= Sustainable dentistry =

Sustainable dentistry is when a dental organization voluntarily embeds corporate social responsibility into its organizational culture through the creation of a sustainability policy that outlines its commitment to and strategy for internally and externally focusing all its activities on realizing a triple bottom line, i.e. economic prosperity, social responsibility, and environmental stewardship.

Managing sustainability in dentistry, therefore, is the implementation, monitoring, and adjusting of what this sustainability policy entails within a dental organization.
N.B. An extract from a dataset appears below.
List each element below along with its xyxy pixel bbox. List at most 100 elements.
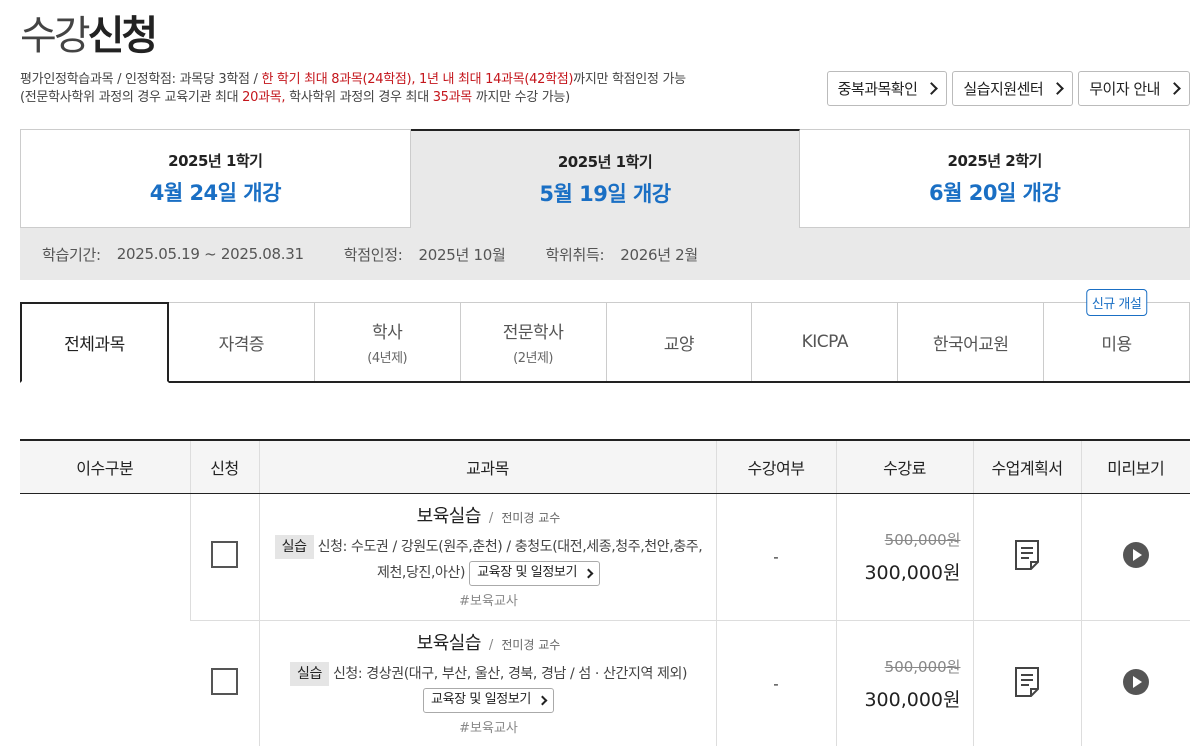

Dental practices can uphold sustainable dentistry by reducing their carbon footprint through various methods such as monitoring product procurement.

== Integration ==
Dental practices can uphold sustainable dentistry by reducing their carbon footprint through various methods such as monitoring product procurement. To reduce the environmental burden created by dentistry, there are a few practices we can do:

- blue bin recycling
- amalgam separator to separate silver amalgam from waste water and prevent mercury from entering the water supply
- dentists contribute 3 to 70% total mercury load entering waste water treatment
- recycle autoclave bags
- replace single use paper with cotton towels
- reusable, glass irrigation syringes instead of disposable ones
- digital radiography instead of traditional to lower silver and lead pollution

Many legislations are calling dentistry to integrate SDGS into daily practices to support a green economy. The FDI has played a significant role in pushing for a legally-binding treaty, Minamata Convention, on mercury by the UNEP.

Instead of advocating for an outright ban, FDI has pushed for measures within the treaty focused on reducing the use of dental amalgam. This means prioritizing dental prevention, investing in research and development of alternative materials, and implementing the best practices for managing amalgam waste. While, the UK government has set a goal for all new public sector buildings to be carbon-neutral from 2018 onward, and the NHS aimed for low-carbon healthcare buildings by 2015.

== Barriers ==
Sustainable dentistry also faces a lot of barriers as biomedical waste has only been increasing in dentistry. Dentistry is commonly known as a profession with large electricity demands, water requirements, and harsh environmental effects. This is important because the biggest issue in sustainable dentistry is the amount of waste that is constantly being used. For example, In the United States dentists generate 3.7 tons of mercury waste and 4.8 million lead foils.

The reason none of this has been combated is because sustainable dentistry efforts are low due to scant studies. Implementing measures like enhancing energy efficient, cutting down unnecessary use, adopting low-carbon energy sources can mitigate this impact. One example would be, Green buildings, they integrate design elements that improve energy and resource efficiency by 40-45%.